People with AUD on the severe end of the spectrum usually experience physical and psychological withdrawal symptoms if they suddenly stop drinking. These include hand tremors ("the shakes"), sweating, visual hallucinations, fatigue, depression, anxiety, nausea or vomiting, and difficulty sleeping or insomnia. It's imperative to see a doctor to seek the best treatment for an AUD diagnosis.

Are You Drinking Too Much?

The 2020-2025 Dietary Guidelines for Americans recommends that adults of legal drinking age choose not to drink or to drink in moderation—this means drinking 2 drinks or less in a day for men, or 1 drink or less in a day for women (on days when alcohol is consumed).

As alcohol abuse progresses, the individual develops a tolerance to alcohol. He or she must drink more alcohol to get the desired good feeling or to get intoxicated.

What is 1 drink?

In the U.S., a standard drink contains 0.6 ounces of alcohol which is found in:
12 ounces of beer (5% alcohol content) = 8 ounces of malt liquor (7% alcohol content) = 5 ounces of wine (12% alcohol content) = 1.5 ounces of 80-proof distilled spirits (40% alcohol content; e.g. rum, gin, vodka, whiskey)

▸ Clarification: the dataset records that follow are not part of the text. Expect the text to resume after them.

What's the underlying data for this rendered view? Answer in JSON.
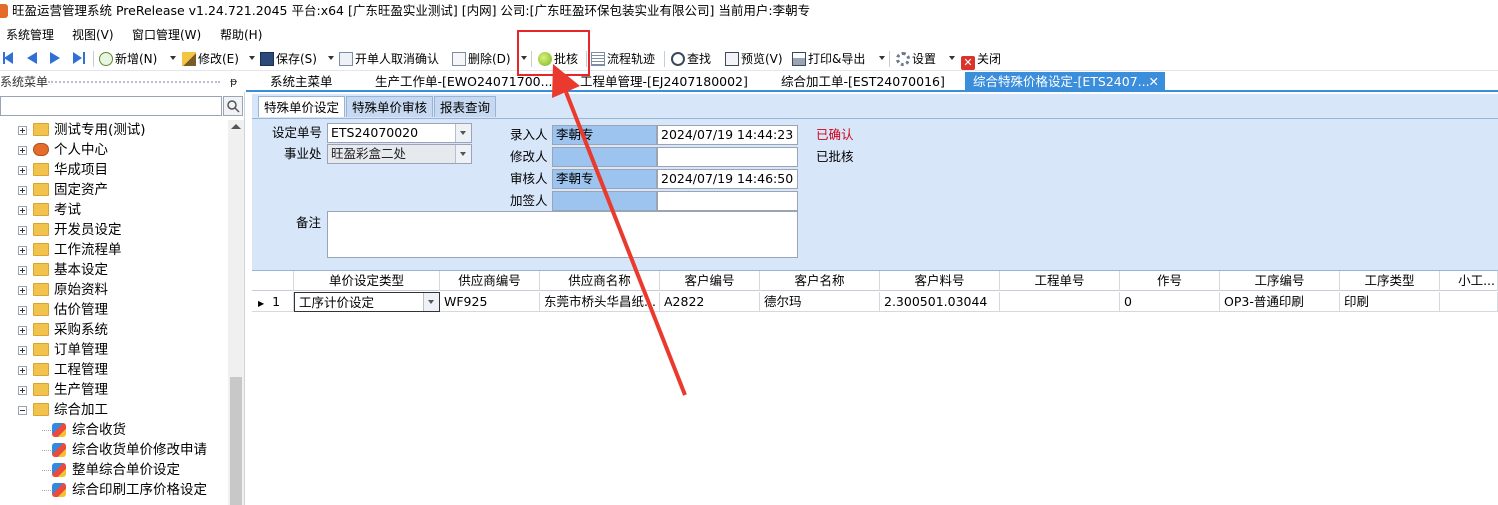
{
  "window": {
    "title": "旺盈运营管理系统 PreRelease v1.24.721.2045 平台:x64  [广东旺盈实业测试] [内网] 公司:[广东旺盈环保包装实业有限公司] 当前用户:李朝专"
  },
  "menu": [
    "系统管理",
    "视图(V)",
    "窗口管理(W)",
    "帮助(H)"
  ],
  "toolbar": {
    "new": "新增(N)",
    "edit": "修改(E)",
    "save": "保存(S)",
    "cancel_confirm": "开单人取消确认",
    "delete": "删除(D)",
    "approve": "批核",
    "flow": "流程轨迹",
    "find": "查找",
    "preview": "预览(V)",
    "print_export": "打印&导出",
    "settings": "设置",
    "close": "关闭"
  },
  "left_panel": {
    "title": "系统菜单",
    "tree": [
      {
        "label": "测试专用(测试)",
        "type": "folder"
      },
      {
        "label": "个人中心",
        "type": "person"
      },
      {
        "label": "华成项目",
        "type": "folder"
      },
      {
        "label": "固定资产",
        "type": "folder"
      },
      {
        "label": "考试",
        "type": "folder"
      },
      {
        "label": "开发员设定",
        "type": "folder"
      },
      {
        "label": "工作流程单",
        "type": "folder"
      },
      {
        "label": "基本设定",
        "type": "folder"
      },
      {
        "label": "原始资料",
        "type": "folder"
      },
      {
        "label": "估价管理",
        "type": "folder"
      },
      {
        "label": "采购系统",
        "type": "folder"
      },
      {
        "label": "订单管理",
        "type": "folder"
      },
      {
        "label": "工程管理",
        "type": "folder"
      },
      {
        "label": "生产管理",
        "type": "folder"
      },
      {
        "label": "综合加工",
        "type": "folder-open"
      },
      {
        "label": "综合收货",
        "type": "leaf"
      },
      {
        "label": "综合收货单价修改申请",
        "type": "leaf"
      },
      {
        "label": "整单综合单价设定",
        "type": "leaf"
      },
      {
        "label": "综合印刷工序价格设定",
        "type": "leaf"
      }
    ]
  },
  "doc_tabs": [
    {
      "label": "系统主菜单"
    },
    {
      "label": "生产工作单-[EWO24071700..."
    },
    {
      "label": "工程单管理-[EJ2407180002]"
    },
    {
      "label": "综合加工单-[EST24070016]"
    },
    {
      "label": "综合特殊价格设定-[ETS2407..."
    }
  ],
  "sub_tabs": [
    "特殊单价设定",
    "特殊单价审核",
    "报表查询"
  ],
  "form": {
    "doc_no_label": "设定单号",
    "doc_no": "ETS24070020",
    "division_label": "事业处",
    "division": "旺盈彩盒二处",
    "entry_label": "录入人",
    "entry_user": "李朝专",
    "entry_time": "2024/07/19 14:44:23",
    "modify_label": "修改人",
    "modify_user": "",
    "modify_time": "",
    "review_label": "审核人",
    "review_user": "李朝专",
    "review_time": "2024/07/19 14:46:50",
    "cosign_label": "加签人",
    "cosign_user": "",
    "cosign_time": "",
    "status_confirmed": "已确认",
    "status_approved": "已批核",
    "status_confirmed_color": "#d0021b",
    "remark_label": "备注",
    "remark": ""
  },
  "grid": {
    "columns": [
      "单价设定类型",
      "供应商编号",
      "供应商名称",
      "客户编号",
      "客户名称",
      "客户料号",
      "工程单号",
      "作号",
      "工序编号",
      "工序类型",
      "小工..."
    ],
    "rows": [
      {
        "index": "1",
        "cells": [
          "工序计价设定",
          "WF925",
          "东莞市桥头华昌纸...",
          "A2822",
          "德尔玛",
          "2.300501.03044",
          "",
          "0",
          "OP3-普通印刷",
          "印刷",
          ""
        ]
      }
    ]
  }
}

Drinking too much can involve:

  • Heavy Drinking – 8+ drinks per week for women; 15+ or more drinks per week for men
  • Binge Drinking – 4+ drinks during a single occasion for women; 5+ drinks during a single occasion for men

These are warning signs that indicate you or someone you know may be misusing alcohol:

  • Feeling tempted to cut down on drinking (or frequent failed attempts)
  • Hearing criticism from others about someone's drinking
  • Continuing to drink despite the concern of others
  • Feeling guilty or bad about drinking
  • Needing a drink first thing in the morning to steady nerves or get rid of a hangover
  • Drinking beyond moderation regularly every week
  • Being unable to remember what happened the night of drinking
  • Failing commitments or expectations more regularly (e.g. missing appointments due to being drunk or hungover)

Getting Help

A person who needs help may be the last to realize that he or she has an alcohol problem. Understanding the basics of alcohol use and your health is important in helping to prevent alcohol use from rising to the level of becoming an AUD. If it does, there is effective treatment for AUDs. However, it begins by helping the drinker understand that he or she has a problem and needs help.

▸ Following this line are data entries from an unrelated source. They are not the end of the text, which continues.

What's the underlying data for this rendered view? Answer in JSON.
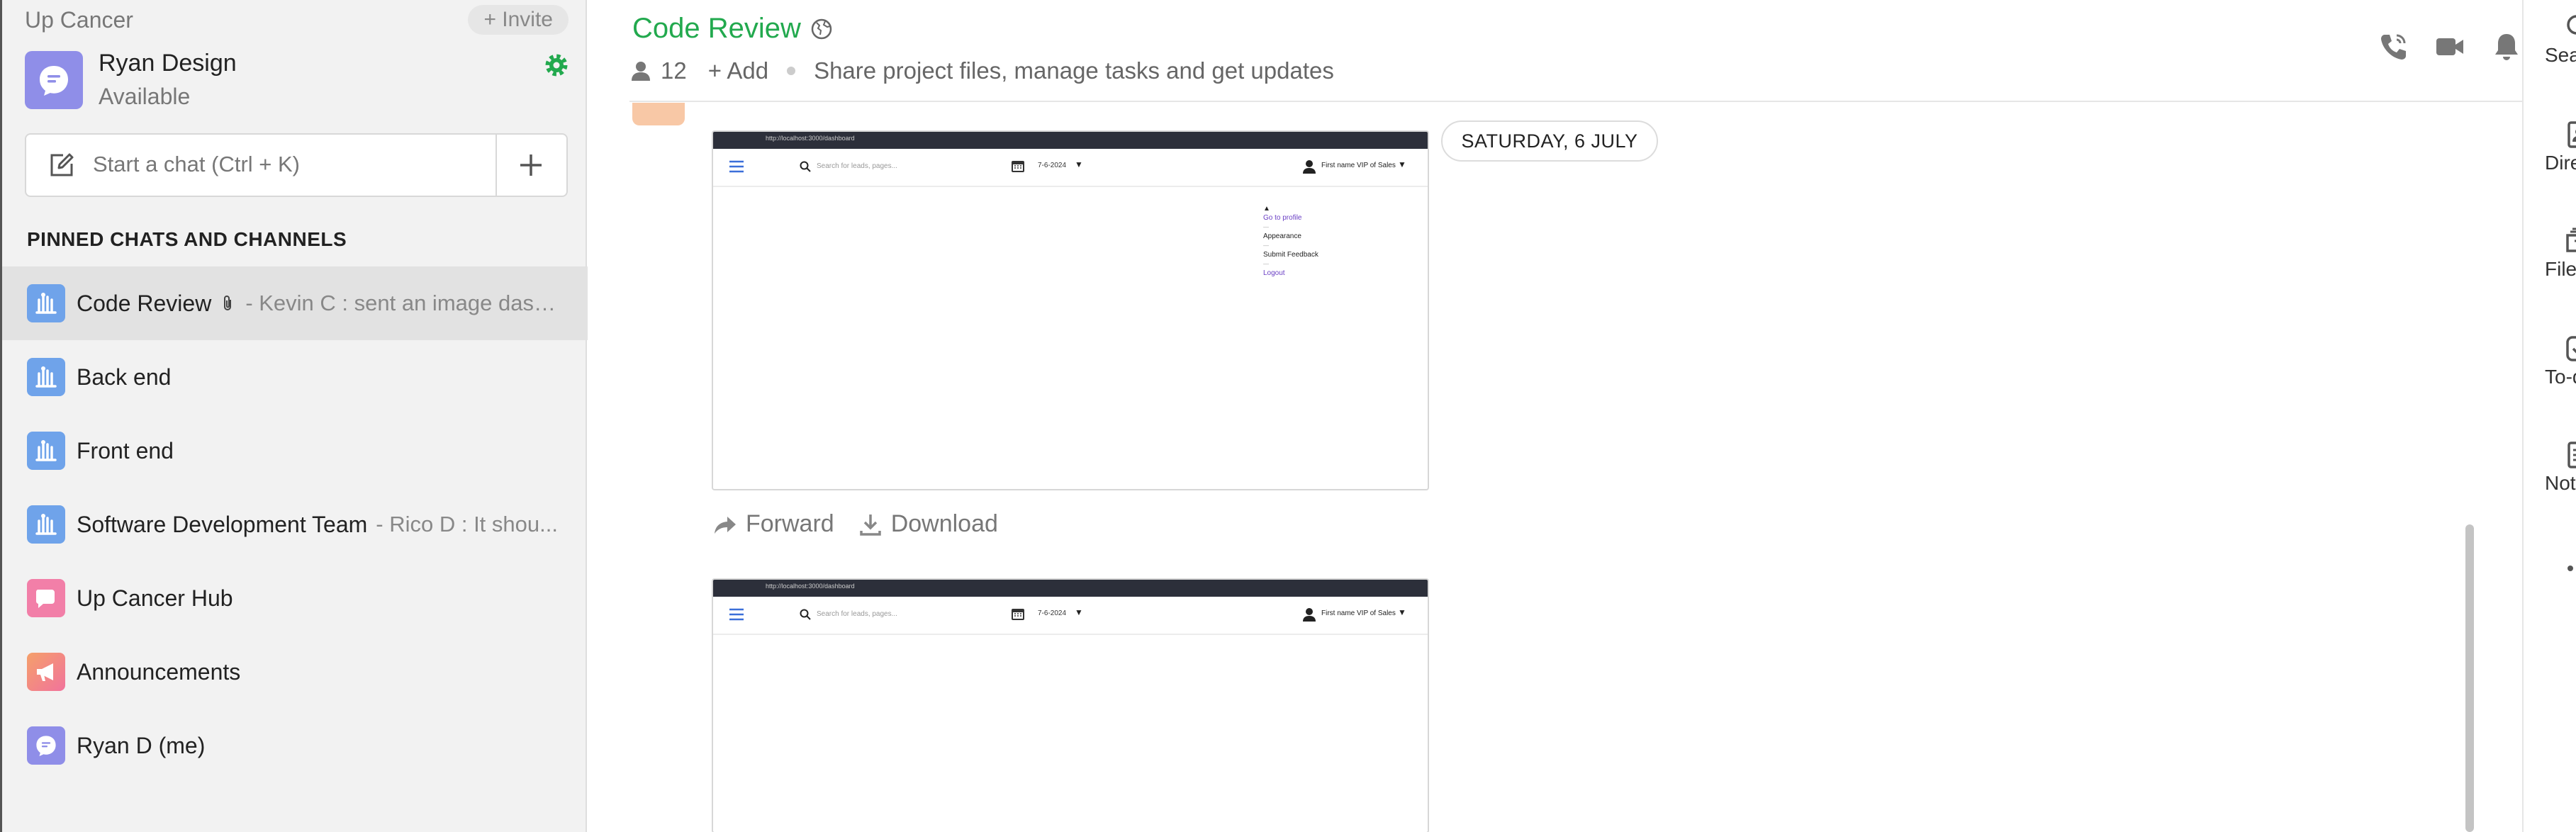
{
  "sidebar": {
    "org_name": "Up Cancer",
    "invite_label": "+ Invite",
    "profile": {
      "name": "Ryan Design",
      "status": "Available"
    },
    "search_placeholder": "Start a chat (Ctrl + K)",
    "section_title": "PINNED CHATS AND CHANNELS",
    "items": [
      {
        "name": "Code Review",
        "preview": "- Kevin C : sent an image dash...",
        "icon": "channel-icon",
        "color": "#6fa3ea",
        "active": true,
        "has_attachment": true
      },
      {
        "name": "Back end",
        "preview": "",
        "icon": "channel-icon",
        "color": "#6fa3ea"
      },
      {
        "name": "Front end",
        "preview": "",
        "icon": "channel-icon",
        "color": "#6fa3ea"
      },
      {
        "name": "Software Development Team",
        "preview": "- Rico D : It shou...",
        "icon": "channel-icon",
        "color": "#6fa3ea"
      },
      {
        "name": "Up Cancer Hub",
        "preview": "",
        "icon": "hub-icon",
        "color": "#f27fa8"
      },
      {
        "name": "Announcements",
        "preview": "",
        "icon": "megaphone-icon",
        "color": "#f5a06a"
      },
      {
        "name": "Ryan D (me)",
        "preview": "",
        "icon": "chat-bubble-icon",
        "color": "#8f8ee8"
      }
    ]
  },
  "channel": {
    "title": "Code Review",
    "member_count": "12",
    "add_label": "+ Add",
    "description": "Share project files, manage tasks and get updates"
  },
  "messages": {
    "date_label": "SATURDAY, 6 JULY",
    "actions": {
      "forward": "Forward",
      "download": "Download"
    },
    "screenshot1": {
      "url": "http://localhost:3000/dashboard",
      "search_placeholder": "Search for leads, pages...",
      "date": "7-6-2024",
      "user": "First name VIP of Sales",
      "menu": [
        {
          "label": "Go to profile",
          "kind": "link"
        },
        {
          "label": "Appearance",
          "kind": "text"
        },
        {
          "label": "Submit Feedback",
          "kind": "text"
        },
        {
          "label": "Logout",
          "kind": "link"
        }
      ]
    },
    "screenshot2": {
      "url": "http://localhost:3000/dashboard",
      "search_placeholder": "Search for leads, pages...",
      "date": "7-6-2024",
      "user": "First name VIP of Sales"
    }
  },
  "rail": {
    "items": [
      {
        "label": "Search",
        "icon": "search-icon"
      },
      {
        "label": "Directory",
        "icon": "directory-icon"
      },
      {
        "label": "Files",
        "icon": "files-icon"
      },
      {
        "label": "To-dos",
        "icon": "todo-icon"
      },
      {
        "label": "Notes",
        "icon": "notes-icon"
      },
      {
        "label": "",
        "icon": "more-icon"
      }
    ]
  },
  "colors": {
    "accent_green": "#22a94e",
    "channel_blue": "#6fa3ea",
    "profile_purple": "#8f8ee8"
  }
}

If you're concerned about your drinking or someone else's, it's best to consult a doctor. Other resources include the National Drug and Alcohol Treatment Referral Routing Service (1-800-662-HELP), Rethinking Drinking, the NIAA Alcohol Treatment Navigator or the NIAA Alcohol Treatment Program Search Tool.

Although they are modified for use in the U.K., these assessments also may help:

There is support available if you or someone you love has problems with alcohol abuse. From medications, to behavioral treatments, to mutual-support groups, and more; there are several evidence-based treatment options available for AUDs.

Remember, over 140,000 U.S. Americans die from the effects of alcohol in an average year. You can help lower that statistic by understanding the problem and sharing the valuable information that is shared here to empower people to make better drinking choices.